ATA, Cargo and Non-Scheduled Carriers Pull Out All Stops to Pressure White House to Back Down on Babbitt and LaHood’s Top Safety Priority

Buffalo, New York- September 6, 2011 – With the White House seemingly in gridlock and already late in meeting a Congressional deadline for issuing a new pilot flight and duty time regulation, the ‘Families of Continental Flight 3407’ lashed out at the airline industry and its lobbying arm for their continued efforts to fight this critical safety initiative.


“Once again, we see what a David-and-Goliath struggle we face trying to address some of the glaring safety gaps in our aviation system,” stated Scott Maurer of Moore, South Carolina, who lost his 30 year old daughter Lorin. “The industry had free reign for all those years, and now when someone tries to rectify an issue, they trot out all their lobbyists with their fancy charts and one-sided statistics and cry wolf. First they tried to use campaign contributions and political influence to get Congress to do their bidding. When that didn’t work, now they are wearing out the Office of Management and Budget with meeting after meeting. It is absolutely shameful that they are fighting tooth-and-nail against such a common-sense safety reform, while the little people like us on the side of safety have no chance of matching their immense resources.”

Reducing pilot fatigue has been at the top of the NTSB’s Most Wanted List for over twenty years, and the FAA has been attempting to rewrite its archaic pilot scheduling guidelines for nearly as long. Every effort to-date has been essentially neutralized by industry opposition. In the aftermath of the crash of Flight 3407 in February 2009, Secretary of Transportation Ray LaHood and FAA Administrator Randy Babbitt made issuing new science-based scheduling requirements their top priority. Congress with a rare nearly unanimous vote agreed, and mandated that new flight and duty time regulations be published by August 1, 2011, a date that has come and gone as the proposed final rule sits with the Administration’s Office of Management and Budget.

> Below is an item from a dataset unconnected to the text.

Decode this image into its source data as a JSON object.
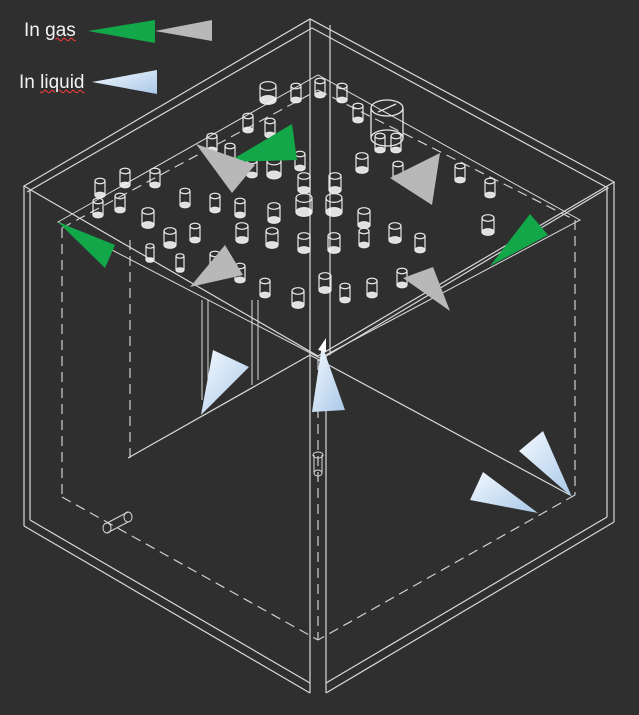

“If there was a simple, cost-free, and painless solution to this problem, it would have been implemented years ago,” added Susan Bourque of East Aurora, New York, who lost her sister and prominent 9/11 widow and activist Beverly Eckert. “The reality of the situation is that there is going to have to be shared sacrifice among the carriers, pilots, and even passengers to achieve these critical reforms, but we paid the ultimate price in learning that safety must always come first. There is flexibility within these guidelines to allow carriers to meet their different operational requirements, but they refuse to acknowledge that framework. Meanwhile, we have regional airline pilots getting stretched to the limit with potentially high-risk schedules, and these carriers are doing everything they can to obstruct this process and kick the can down the road for another ten or fifteen years. Twenty years has been way too long already; we are counting on the Administration to stand up to this bullying and do the right thing for safety.”